Un contesto completamente diverso da quello dell'eurozona dove, al contrario, i piani di rientro dal deficit e dal debito messi a punto da alcuni stati membri fanno temere per la ripresa dell'economia, già molto timida, e per la tenuta della moneta unica. In questo quadro, ogni piccolo movimento non fa che alimentare la turbolenza. Da Moody's che minaccia un nuovo downgrading del debito greco, al ceo di Deutsche Bank, Josef Ackermann, che ha mostrato molto scetticismo sulle capacità di Atene di far fronte agli impegni.
Il presidente della Bce, Jean-Claude Trichet, intanto, ha prefigurato una sorta di 'polizia dell'euro' che veda tutti i Paesi di Eurolandia impegnati nel ruolo di sorveglianza per prevenire crisi finanziarie come quella innescata dal caso Grecia.

L'episodio Sarkozy-Merkel, inoltre, al di là delle smentite, mette in evidenza la tendenza a tentare di imporre interessi particolari nazionali su quelli collettivi, proprio quando sarebbero necessarie massima compattezza e massima coesione tra i governi per consentire alla Ue di compiere il salto di qualità nel coordinamento delle politiche economiche. I mercati ne prendono atto e il barometro della fiducia si sposta verso il brutto. Ma così si rischia di generalizzare, facendo l'errore di considerare Portogallo e Spagna al pari della Grecia.

Il corretto cambio dell'euro
Detto questo, è bene ricordare molti dei ragionamenti fatti nei giorni scorsi sul corretto rapporto di cambio dell'euro rispetto alle altre principali valute.

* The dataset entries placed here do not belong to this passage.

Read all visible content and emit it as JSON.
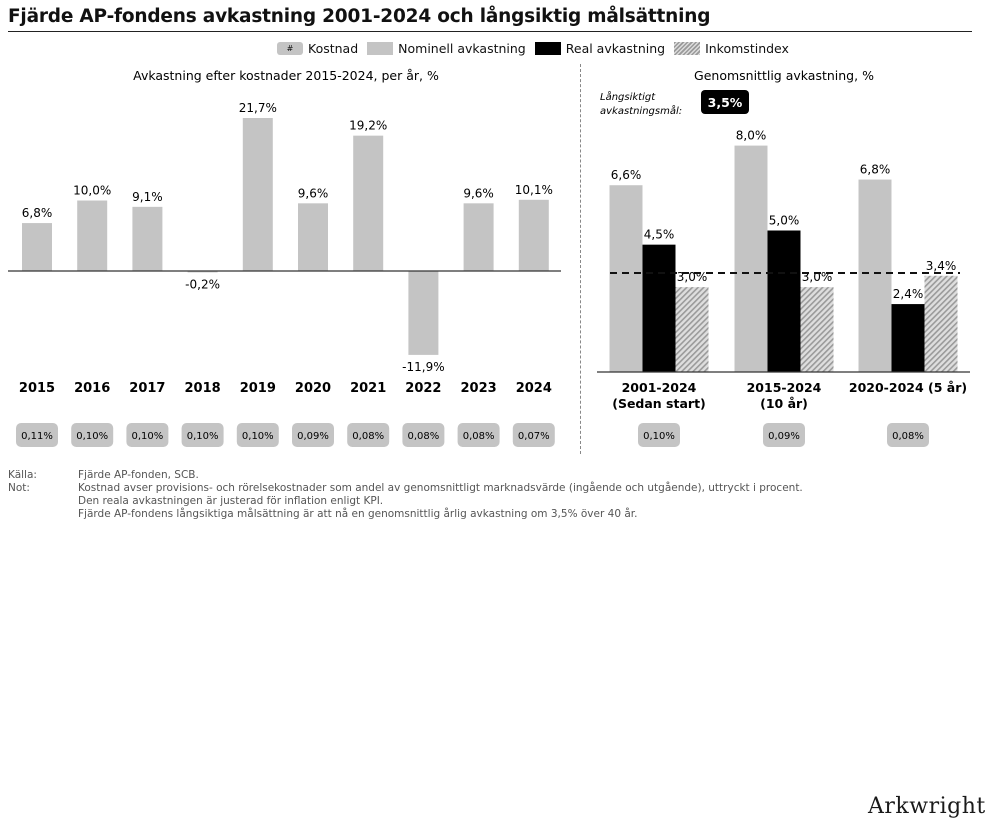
{
  "title": "Fjärde AP-fondens avkastning 2001-2024 och långsiktig målsättning",
  "legend": {
    "cost_symbol": "#",
    "cost": "Kostnad",
    "nominal": "Nominell avkastning",
    "real": "Real avkastning",
    "inflation": "Inkomstindex"
  },
  "chart_data": [
    {
      "type": "bar",
      "title": "Avkastning efter kostnader 2015-2024, per år, %",
      "categories": [
        "2015",
        "2016",
        "2017",
        "2018",
        "2019",
        "2020",
        "2021",
        "2022",
        "2023",
        "2024"
      ],
      "values": [
        6.8,
        10.0,
        9.1,
        -0.2,
        21.7,
        9.6,
        19.2,
        -11.9,
        9.6,
        10.1
      ],
      "value_labels": [
        "6,8%",
        "10,0%",
        "9,1%",
        "-0,2%",
        "21,7%",
        "9,6%",
        "19,2%",
        "-11,9%",
        "9,6%",
        "10,1%"
      ],
      "costs": [
        "0,11%",
        "0,10%",
        "0,10%",
        "0,10%",
        "0,10%",
        "0,09%",
        "0,08%",
        "0,08%",
        "0,08%",
        "0,07%"
      ],
      "color": "#c4c4c4",
      "ylim": [
        -12,
        22
      ]
    },
    {
      "type": "bar",
      "title": "Genomsnittlig avkastning, %",
      "categories": [
        "2001-2024\n(Sedan start)",
        "2015-2024\n(10 år)",
        "2020-2024 (5 år)"
      ],
      "series": [
        {
          "name": "Nominell avkastning",
          "values": [
            6.6,
            8.0,
            6.8
          ],
          "labels": [
            "6,6%",
            "8,0%",
            "6,8%"
          ],
          "color": "#c4c4c4"
        },
        {
          "name": "Real avkastning",
          "values": [
            4.5,
            5.0,
            2.4
          ],
          "labels": [
            "4,5%",
            "5,0%",
            "2,4%"
          ],
          "color": "#000000"
        },
        {
          "name": "Inkomstindex",
          "values": [
            3.0,
            3.0,
            3.4
          ],
          "labels": [
            "3,0%",
            "3,0%",
            "3,4%"
          ],
          "color": "hatched"
        }
      ],
      "costs": [
        "0,10%",
        "0,09%",
        "0,08%"
      ],
      "target": {
        "label_line1": "Långsiktigt",
        "label_line2": "avkastningsmål:",
        "value": 3.5,
        "value_label": "3,5%"
      },
      "ylim": [
        0,
        8.6
      ]
    }
  ],
  "notes": {
    "source_label": "Källa:",
    "source_text": "Fjärde AP-fonden, SCB.",
    "note_label": "Not:",
    "note_lines": [
      "Kostnad avser provisions- och rörelsekostnader som andel av genomsnittligt marknadsvärde (ingående och utgående), uttryckt i procent.",
      "Den reala avkastningen är justerad för inflation enligt KPI.",
      "Fjärde AP-fondens långsiktiga målsättning är att nå en genomsnittlig årlig avkastning om 3,5% över 40 år."
    ]
  },
  "brand": "Arkwright"
}
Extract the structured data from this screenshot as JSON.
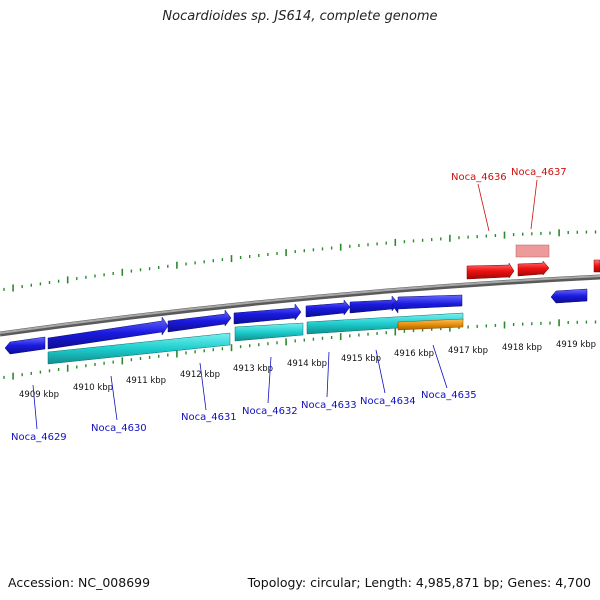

Per esempio, utilizzando modelli che sfruttano variabili quali, per esempio, il deflatore del Pil (cioè il rapporto tra Pil nominale e quello reale), il costo del lavoro per unità di prodotto e l'inflazione core, secondo Roberto Mialich, esperto valutario di UniCredit, risulta «che un valore equo dell'euro dovrebbe essere situato nell'intervalo tra 1,12 e 1,17 dollari». Quindi, al di sotto dell'attuale quotazione.
Ad una conclusione analoga si giunge se si tiene conto della parità di potere d'acquisto: «I valori espressi ora dal mercato non sono molto distanti dal range in cui dovrebbero essere» ha affermato Dante Roscini, docente al corso al MBA della Harvard Business School di Boston.
Senza contare i benefici per la competitività delle merci dell'area euro nel resto del mondo, di cui gli effetti positivi si sono già fatti sentire sul Pil italiano nel primo trimestre di quest'anno.